ABU DHABI, UAE – ADNOC and Abu Dhabi’s government have signed the first of a series of planned concession agreements with Eni, awarding the company a 25% interest in an offshore ultra-sour gas development project.
The Ghasha concession, which runs for 40 years, takes in theHail, Ghasha, Dalma and other offshore fields. Eni will contribute 25% of the multi-billion-dollar development cost.
The announcement follows theSupreme Petroleum Council’s approval of ADNOC’s new gas strategy, aimed at maximizing value from Abu Dhabi’s large gas reserves as the UAE moves toward gas self-sufficiency, transitioning from a net importer of gas to a net gas exporter.
ADNOC remains in talks with further potential partners for the remaining 15% available in Ghasha.
The project will develop the Arab basin, estimated to hold multiple tcf of recoverable gas. ADNOC aims to produce more than 1.5 bcf/d at start-up in the mid-2020s.
The concession should produce gas to satisfy more than 20% of the UAE’s gas demand, according to Eni, and will also produce more than 120,000 b/d of oil and condensate.
ADNOC plans to apply state-of-the-art smart technologies for the development, using the latest digital innovations to ensure remote access to all key activities across the project’s natural and artificial islands, platforms, and wellhead towers.

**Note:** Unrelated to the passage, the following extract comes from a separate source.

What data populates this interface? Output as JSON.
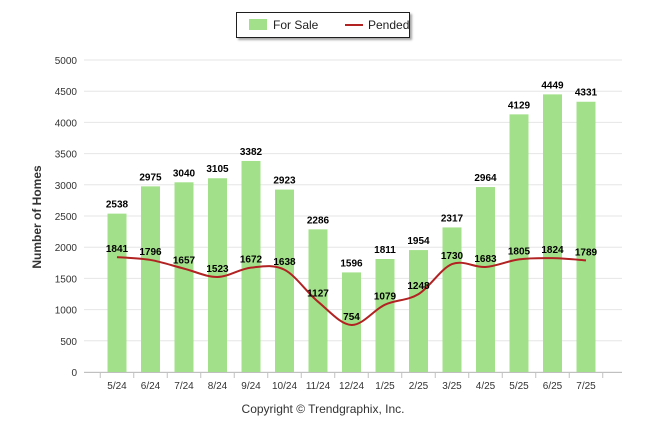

All the remote facilities will be operated from a single control center in Al Manayif that will be able to respond immediately where changes or interventions are needed.
Use of smart technologies should also allow ADNOC to deliver more value from the gas reserves and reduce human exposure to the operations, as well as helping to safeguard the local environment. The company also aims to transfer experience from ultra-sour gas development of the Shah Arab reservoir.
In March,Eni was awarded a 10% stake in ADNOC’s Umm Shaif and Nasr offshore concession and 5% of the Lower Zakum offshore concession, marking its entry to field development in Abu Dhabi’s oil and gas market.